A federal grand jury in New York has issued an indictment (pdf) against SAC Capital, meaning that the firm–though not CEO Steve Cohen himself–will face criminal charges over practices that allegedly encouraged insider trading.
According to the indictment, SAC hired portfolio managers and research analysts “with proven access” to contacts at public companies that would be able to provide them with inside information. In addition, the grand jury alleges, the firm pushed employees to know as much as they could about those companies and accepted that information without looking into how employees might have come across it. Those accusations are spelled out in five counts against SAC Capital that cite specific incidents.

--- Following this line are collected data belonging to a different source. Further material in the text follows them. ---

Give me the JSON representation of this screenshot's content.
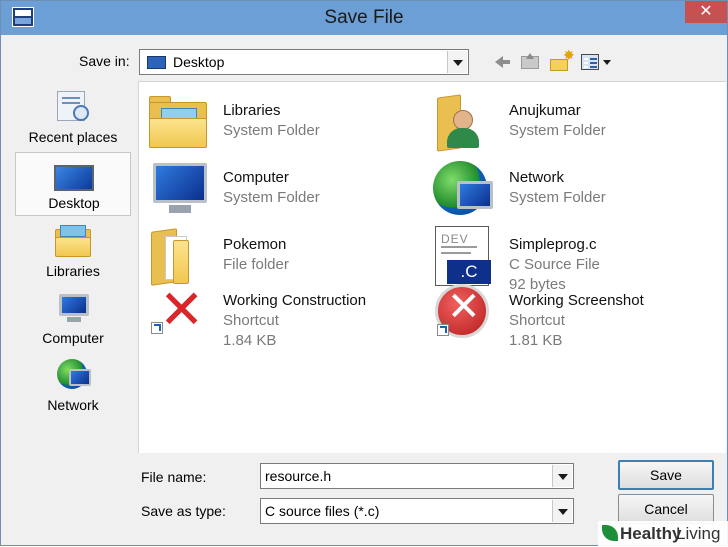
{
  "window": {
    "title": "Save File",
    "close": "✕",
    "app_icon": "dev-cpp-icon"
  },
  "toolbar": {
    "save_in_label": "Save in:",
    "save_in_value": "Desktop",
    "back_icon": "back-arrow-icon",
    "up_icon": "up-folder-icon",
    "new_folder_icon": "new-folder-icon",
    "view_menu_icon": "view-menu-icon"
  },
  "places": [
    {
      "label": "Recent places",
      "icon": "recent-places-icon"
    },
    {
      "label": "Desktop",
      "icon": "desktop-icon",
      "selected": true
    },
    {
      "label": "Libraries",
      "icon": "libraries-icon"
    },
    {
      "label": "Computer",
      "icon": "computer-icon"
    },
    {
      "label": "Network",
      "icon": "network-icon"
    }
  ],
  "files": [
    {
      "name": "Libraries",
      "line1": "System Folder",
      "line2": "",
      "icon": "libraries-folder-icon"
    },
    {
      "name": "Anujkumar",
      "line1": "System Folder",
      "line2": "",
      "icon": "user-folder-icon"
    },
    {
      "name": "Computer",
      "line1": "System Folder",
      "line2": "",
      "icon": "computer-icon"
    },
    {
      "name": "Network",
      "line1": "System Folder",
      "line2": "",
      "icon": "network-icon"
    },
    {
      "name": "Pokemon",
      "line1": "File folder",
      "line2": "",
      "icon": "folder-icon"
    },
    {
      "name": "Simpleprog.c",
      "line1": "C Source File",
      "line2": "92 bytes",
      "icon": "c-source-file-icon"
    },
    {
      "name": "Working Construction",
      "line1": "Shortcut",
      "line2": "1.84 KB",
      "icon": "red-x-shortcut-icon"
    },
    {
      "name": "Working Screenshot",
      "line1": "Shortcut",
      "line2": "1.81 KB",
      "icon": "error-shortcut-icon"
    }
  ],
  "c_file_badge": ".C",
  "c_file_logo": "DEV",
  "form": {
    "filename_label": "File name:",
    "filename_value": "resource.h",
    "type_label": "Save as type:",
    "type_value": "C source files (*.c)",
    "save_button": "Save",
    "cancel_button": "Cancel"
  },
  "watermark": {
    "part1": "Healthy",
    "part2": "Living"
  }
}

The hedge fund has already shelled out $616 million to settle civil charges, in which it didn’t admit wrongdoing. Some of its former personnel have pled guilty. As rumblings of SAC Capital’s regulatory troubles have intensified, outside investors have yanked their cash from the firm’s management, by some calculations leaving the hedge fund manager with less than $1 billion in outside funds. If today’s indictments are borne out in court, it could spell the end of the hedge fund’s ability to manage client money.
The fall of SAC Capital would be a signal to Wall Street that regulators can and will pursue market manipulators—but only those market manipulators that it can take out without damaging the financial system. Although this case has the potential to make a statement, it is no sign that the US justice system is holding the country’s biggest and most important financial institutions—so-called “too big to fail” firms—accountable.